Terremotos são tragédias inevitáveis. O movimento das placas tectônicas, que provoca um chacoalhão na crosta terrestre milhares de vezes superior ao impacto de uma bomba nuclear, costuma ser tão imprevisível quanto devastador. Não raro, deixa milhares de mortos e incalculáveis prejuízos. Vale o mesmo para os tsunamis, quando acontecem nos oceanos; e para as erupções vulcânicas, que expelem milhões de toneladas de magma incandescente na atmosfera e devastam o que estiver pela frente do mar de fogo.
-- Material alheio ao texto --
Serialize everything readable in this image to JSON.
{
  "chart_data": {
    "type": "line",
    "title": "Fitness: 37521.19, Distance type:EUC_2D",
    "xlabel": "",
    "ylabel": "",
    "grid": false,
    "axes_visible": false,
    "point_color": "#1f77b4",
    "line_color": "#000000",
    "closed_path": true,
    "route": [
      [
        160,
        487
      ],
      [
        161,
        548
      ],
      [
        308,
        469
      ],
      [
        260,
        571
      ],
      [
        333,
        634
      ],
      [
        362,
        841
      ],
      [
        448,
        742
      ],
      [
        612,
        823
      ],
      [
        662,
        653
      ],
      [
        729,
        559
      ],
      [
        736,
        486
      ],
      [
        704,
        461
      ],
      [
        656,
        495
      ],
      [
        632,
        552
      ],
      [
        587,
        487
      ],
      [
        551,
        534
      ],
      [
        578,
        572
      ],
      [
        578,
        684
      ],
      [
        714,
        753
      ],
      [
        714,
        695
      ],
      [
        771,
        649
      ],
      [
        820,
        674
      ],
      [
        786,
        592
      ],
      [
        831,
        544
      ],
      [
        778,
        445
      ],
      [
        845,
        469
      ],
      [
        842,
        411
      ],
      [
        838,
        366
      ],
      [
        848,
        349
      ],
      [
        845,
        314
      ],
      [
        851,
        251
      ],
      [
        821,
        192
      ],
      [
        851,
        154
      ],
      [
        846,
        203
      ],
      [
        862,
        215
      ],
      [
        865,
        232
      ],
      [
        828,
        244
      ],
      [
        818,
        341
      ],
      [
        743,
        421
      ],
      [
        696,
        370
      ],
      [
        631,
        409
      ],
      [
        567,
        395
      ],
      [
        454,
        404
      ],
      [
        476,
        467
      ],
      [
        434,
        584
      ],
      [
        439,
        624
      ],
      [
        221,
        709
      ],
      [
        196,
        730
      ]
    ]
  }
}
Ciclones e furacões são outros exemplos de tragédias difíceis de se antecipar e impossíveis de se conter.
O rompimento da barragem de Brumadinho, em Minas Gerais, e o incêndio que destruiu parte do Centro de Treinamento do Flamengo, no Rio de Janeiro, são tragédias que abalaram o Brasil e chocaram o mundo, terminaram com muitos mortos e deixaram bilhões de reais em prejuízos. Mas, diferente daquelas decorrentes das forças da natureza, ambas não precisavam ter acontecido.
Como já se sabe hoje, tanto a Vale, dona da barragem de Brumadinho, como a diretoria do Flamengo, responsável pelo CT do Ninho do Urubu, tinham informações sobre os problemas existentes nas duas estruturas. Nada fizeram para corrigir os erros. Não adotaram medidas paliativas que pudessem preservar vidas. De forma absurda, irresponsável e criminosa, simplesmente brincaram com a sorte de milhares de pessoas. Em Brumadinho, 157 corpos já foram resgatados; no CT do Ninho do Urubu, 10 garotos acabaram carbonizados.
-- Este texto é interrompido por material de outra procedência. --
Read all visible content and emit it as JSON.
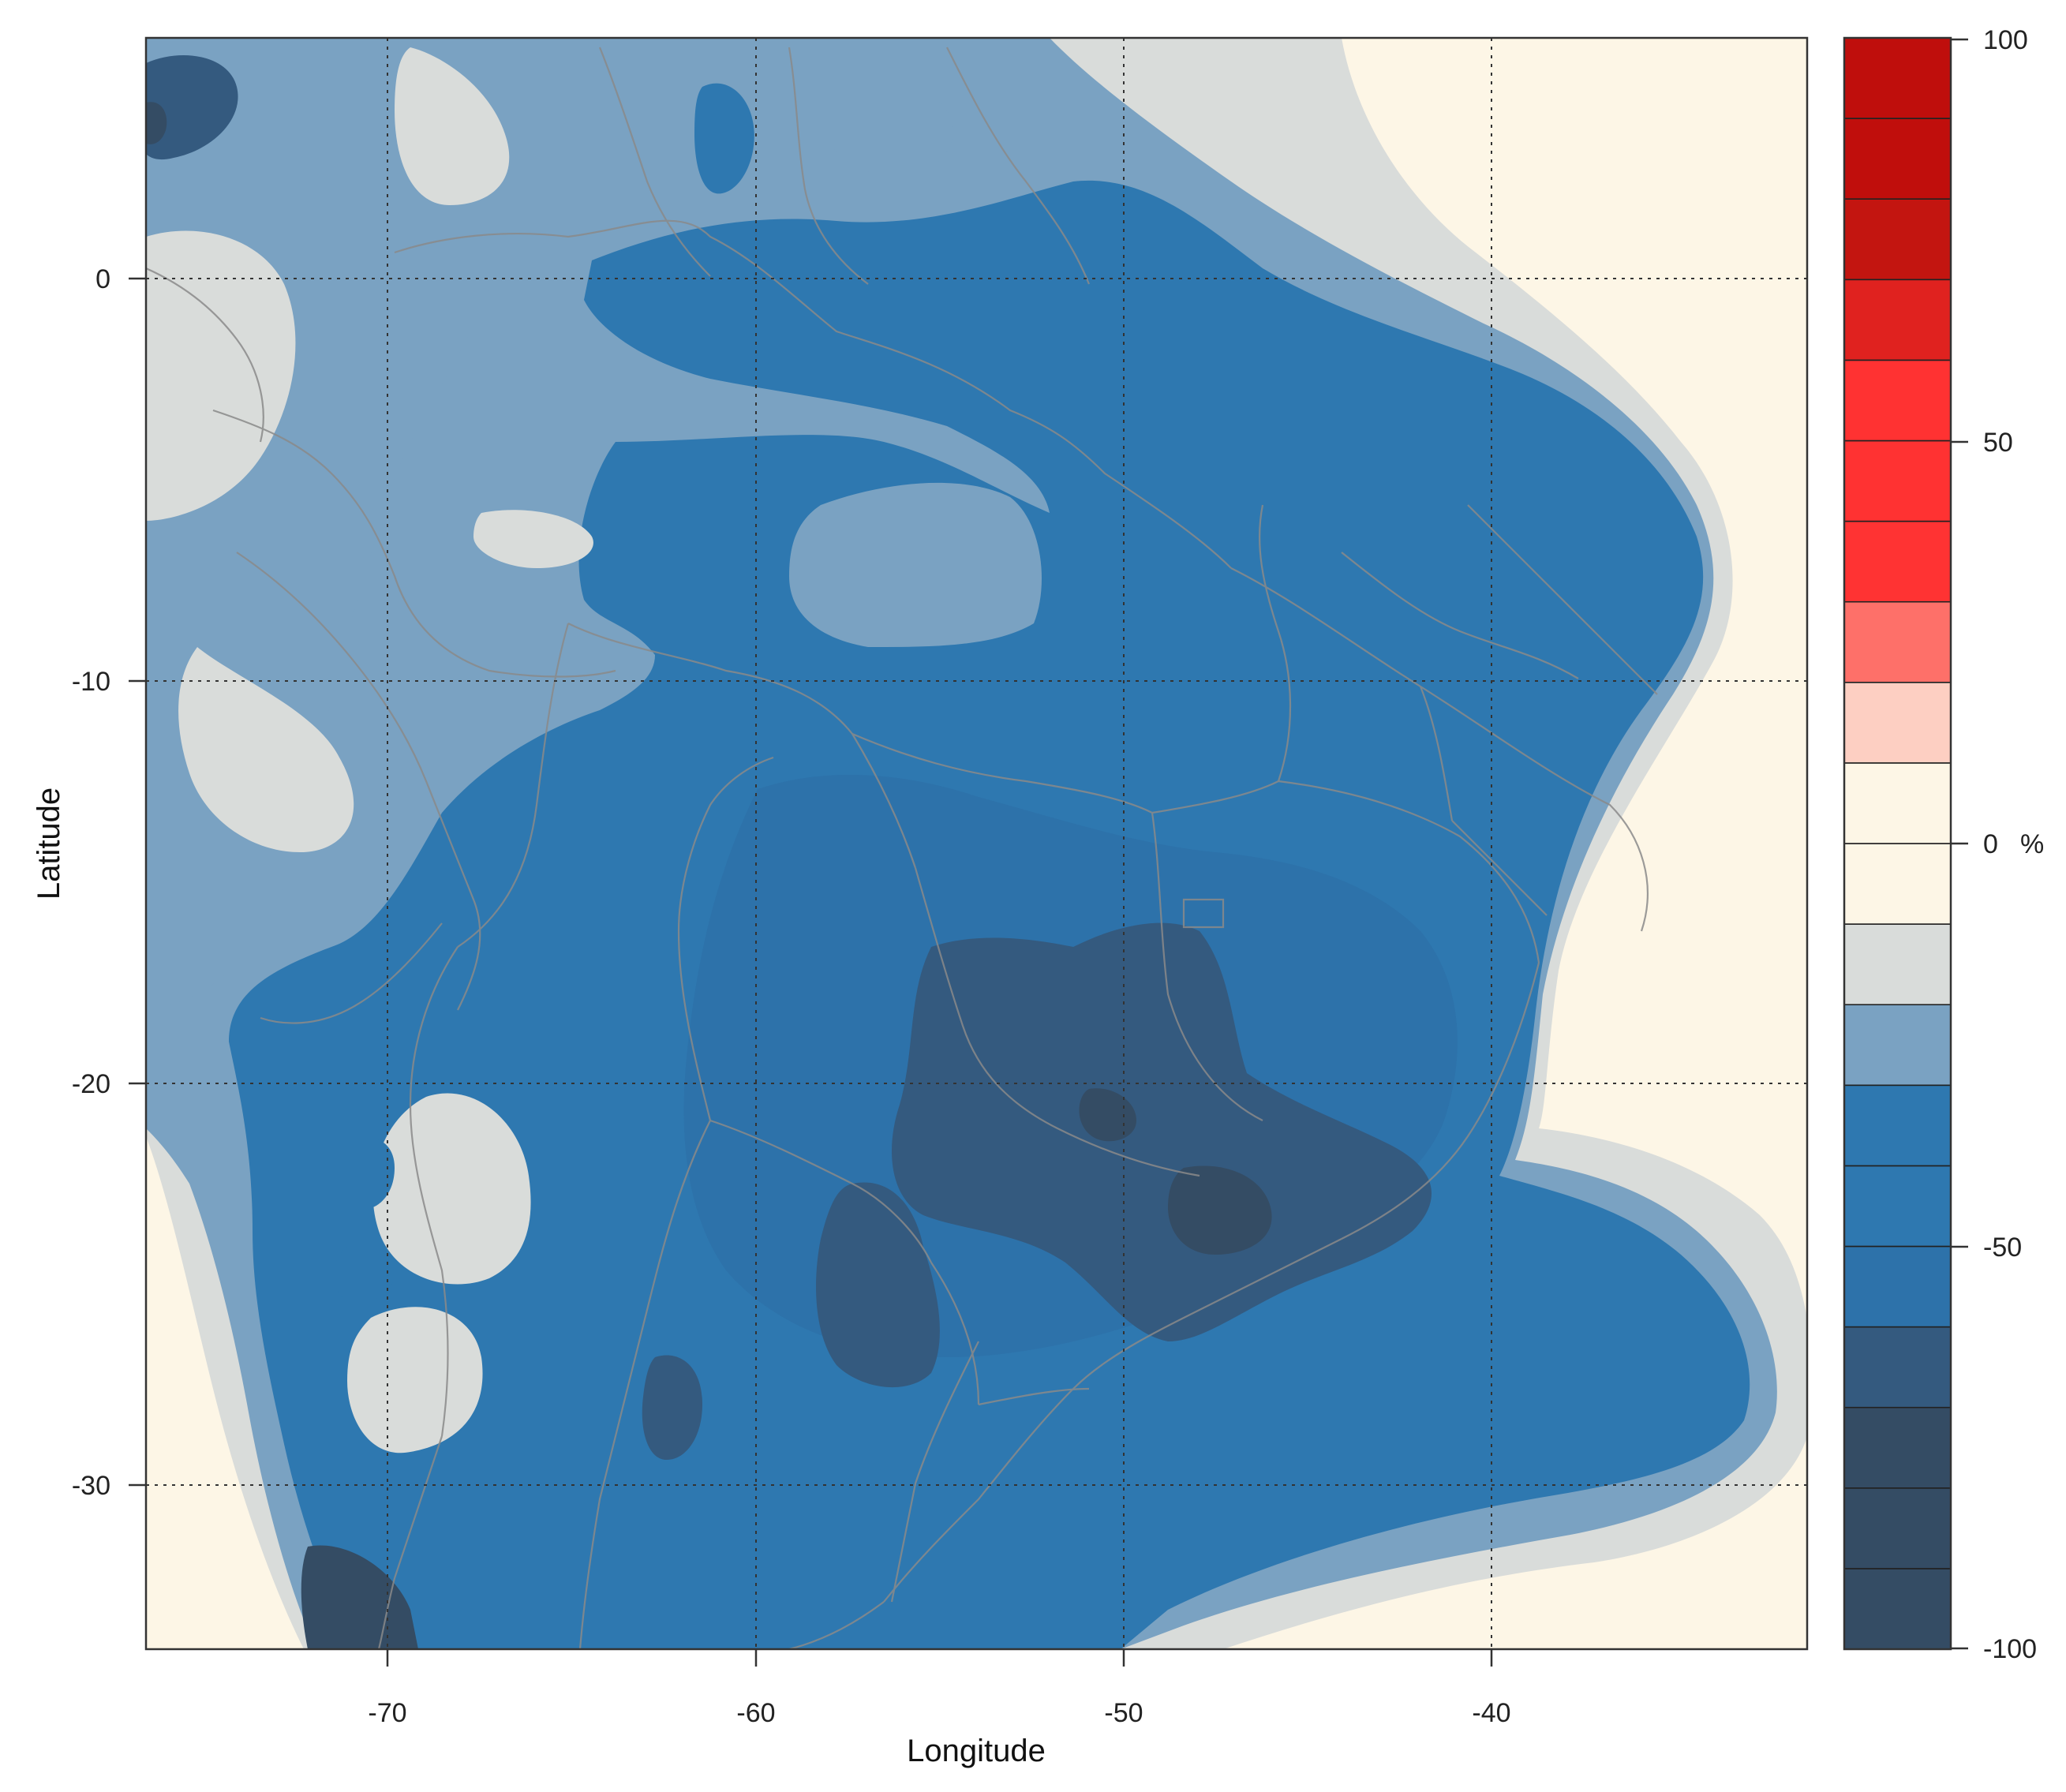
{
  "chart_data": {
    "type": "heatmap",
    "title": "",
    "xlabel": "Longitude",
    "ylabel": "Latitude",
    "xlim": [
      -76.6,
      -31.2
    ],
    "ylim": [
      -34.6,
      5.9
    ],
    "x_ticks": [
      -70,
      -60,
      -50,
      -40
    ],
    "y_ticks": [
      0,
      -10,
      -20,
      -30
    ],
    "grid": true,
    "colorbar": {
      "unit": "%",
      "range": [
        -100,
        100
      ],
      "tick_values": [
        100,
        50,
        0,
        -50,
        -100
      ],
      "level_breaks": [
        -100,
        -90,
        -80,
        -70,
        -60,
        -50,
        -40,
        -30,
        -20,
        -10,
        0,
        10,
        20,
        30,
        40,
        50,
        60,
        70,
        80,
        90,
        100
      ],
      "level_colors": [
        "#344c64",
        "#344c64",
        "#344c64",
        "#345a7f",
        "#2d72aa",
        "#2e78b0",
        "#2e78b0",
        "#7aa2c2",
        "#d9dcda",
        "#fdf6e6",
        "#fdf6e6",
        "#fdcfc2",
        "#fe7069",
        "#ff3333",
        "#ff3232",
        "#ff3232",
        "#e0221f",
        "#c31510",
        "#c00e0c",
        "#bf0e0c"
      ],
      "legend_placement": "right"
    },
    "field_description_levels": {
      "ocean_and_far_field": "0 to 10",
      "coastal_band": "-10 to -20",
      "interior_amazon": "-30 to -40",
      "central_brazil": "-40 to -50",
      "southeast_core": "-60 to -70"
    }
  },
  "colors": {
    "grid": "#333333",
    "borders": "#8a8a8a",
    "frame": "#333333"
  }
}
No caso de Brumadinho, e-mails obtidos pela imprensa nesta semana revelaram que sensores instalados na barragem alertavam problemas na leitura dos dados 15 dias antes da tragédia. Foram solenemente ignorados. Apenas dois dias antes do rompimento engenheiros começaram a discutir o problema. Inaceitavelmente, não emitiram um único alerta para a população nem fizeram qualquer tipo de notificação para as autoridades.
No CT do Ninho do Urubu, nada menos que 31 multas foram aplicadas ao Flamengo ao longo dos últimos anos por múltiplas irregularidades no local, que funcionava sem alvará. O alojamento também não tinha o AVCB (Auto de Vistoria do Corpo de Bombeiros). A diretoria do Flamengo preferiu pagar dez multas, fingir que as outras 21 não existiam e não tomou qualquer providência para proteger minimamente a vida dos jovens atletas – alguns deles, recém-saídos da infância.
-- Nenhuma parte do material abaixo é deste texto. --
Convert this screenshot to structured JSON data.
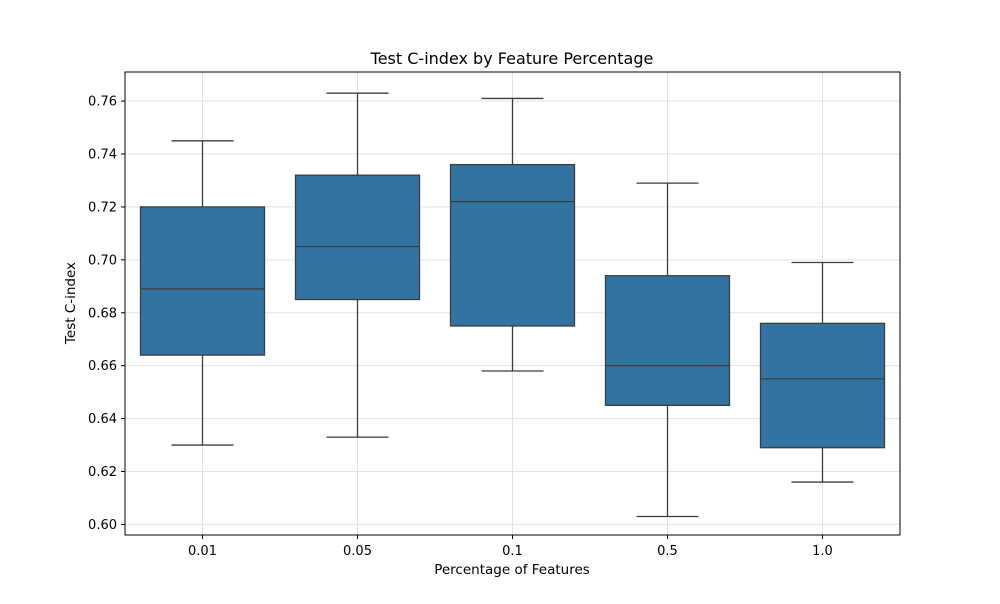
{
  "chart_data": {
    "type": "box",
    "title": "Test C-index by Feature Percentage",
    "xlabel": "Percentage of Features",
    "ylabel": "Test C-index",
    "categories": [
      "0.01",
      "0.05",
      "0.1",
      "0.5",
      "1.0"
    ],
    "ylim": [
      0.596,
      0.771
    ],
    "yticks": [
      0.6,
      0.62,
      0.64,
      0.66,
      0.68,
      0.7,
      0.72,
      0.74,
      0.76
    ],
    "ytick_labels": [
      "0.60",
      "0.62",
      "0.64",
      "0.66",
      "0.68",
      "0.70",
      "0.72",
      "0.74",
      "0.76"
    ],
    "grid": true,
    "box_color": "#3274a1",
    "line_color": "#3d3d3d",
    "boxes": [
      {
        "category": "0.01",
        "min": 0.63,
        "q1": 0.664,
        "median": 0.689,
        "q3": 0.72,
        "max": 0.745
      },
      {
        "category": "0.05",
        "min": 0.633,
        "q1": 0.685,
        "median": 0.705,
        "q3": 0.732,
        "max": 0.763
      },
      {
        "category": "0.1",
        "min": 0.658,
        "q1": 0.675,
        "median": 0.722,
        "q3": 0.736,
        "max": 0.761
      },
      {
        "category": "0.5",
        "min": 0.603,
        "q1": 0.645,
        "median": 0.66,
        "q3": 0.694,
        "max": 0.729
      },
      {
        "category": "1.0",
        "min": 0.616,
        "q1": 0.629,
        "median": 0.655,
        "q3": 0.676,
        "max": 0.699
      }
    ]
  }
}
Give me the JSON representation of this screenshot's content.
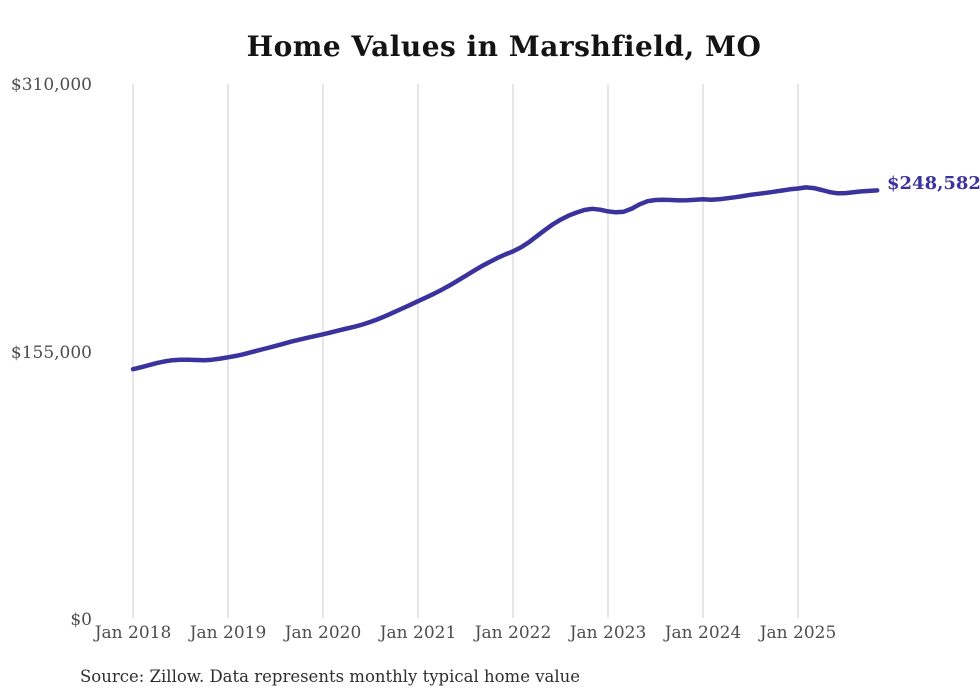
{
  "title": "Home Values in Marshfield, MO",
  "end_label": "$248,582",
  "source_note": "Source: Zillow. Data represents monthly typical home value",
  "colors": {
    "line": "#3a339e",
    "grid": "#cccccc",
    "axis_text": "#4d4d4d",
    "title_text": "#141414",
    "end_label_text": "#3a339e"
  },
  "chart_data": {
    "type": "line",
    "title": "Home Values in Marshfield, MO",
    "xlabel": "",
    "ylabel": "",
    "ylim": [
      0,
      310000
    ],
    "y_tick_values": [
      310000,
      155000,
      0
    ],
    "y_tick_labels": [
      "$310,000",
      "$155,000",
      "$0"
    ],
    "x_tick_labels": [
      "Jan 2018",
      "Jan 2019",
      "Jan 2020",
      "Jan 2021",
      "Jan 2022",
      "Jan 2023",
      "Jan 2024",
      "Jan 2025"
    ],
    "grid": "vertical-only",
    "legend": "none",
    "x_start_month": "2018-01",
    "x_end_month": "2025-11",
    "end_value": 248582,
    "end_value_label": "$248,582",
    "series": [
      {
        "name": "Typical home value (USD, monthly)",
        "monthly_values": [
          144900,
          146000,
          147200,
          148400,
          149400,
          150100,
          150400,
          150400,
          150200,
          150100,
          150400,
          151000,
          151800,
          152600,
          153600,
          154800,
          156000,
          157200,
          158400,
          159600,
          160900,
          162000,
          163100,
          164100,
          165100,
          166200,
          167400,
          168500,
          169500,
          170800,
          172300,
          174000,
          175900,
          178000,
          180100,
          182200,
          184300,
          186400,
          188600,
          191000,
          193500,
          196200,
          199000,
          201800,
          204500,
          207000,
          209300,
          211400,
          213200,
          215500,
          218500,
          222000,
          225500,
          228800,
          231600,
          233900,
          235700,
          237200,
          237900,
          237400,
          236400,
          235900,
          236200,
          238000,
          240500,
          242300,
          243000,
          243200,
          243000,
          242800,
          242900,
          243100,
          243400,
          243100,
          243400,
          244000,
          244600,
          245300,
          246000,
          246600,
          247200,
          247800,
          248500,
          249200,
          249700,
          250300,
          249900,
          248800,
          247600,
          246900,
          247000,
          247500,
          248000,
          248300,
          248582
        ]
      }
    ]
  }
}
Tragédias acontecem, desde que o mundo é mundo. A erupção do vulcão Vesúvio, em 79 d.C., deixou 16 mil mortos nas cidades italianas de Pompeia e Herculano. O grande terremoto de 1755 destruiu completamente Lisboa, capital portuguesa, e foi sentido até no Algarve, no sul do país, matando 10 mil pessoas. O tsunami da Indonésia, em 2004, com ondas de 30 metros de altura, impactou 14 países e resultou em impressionantes 230 mil mortos. Muito pouco poderia ser feito nestes casos.
Os 167 mortos – até agora – em Brumadinho e no CT do Flamengo não são resultado de nenhuma hecatombe natural. Foram vítimas da irresponsabilidade e da falta de escrúpulos de gestores que arriscam a vida dos outros por ganância, por preguiça ou por indiferença. Que os responsáveis sejam exemplarmente punidos. É o mínimo que se pode exigir, em memória dos 167 brasileiros que deveriam estar, neste instante, entre nós. Vivos, como eu e você.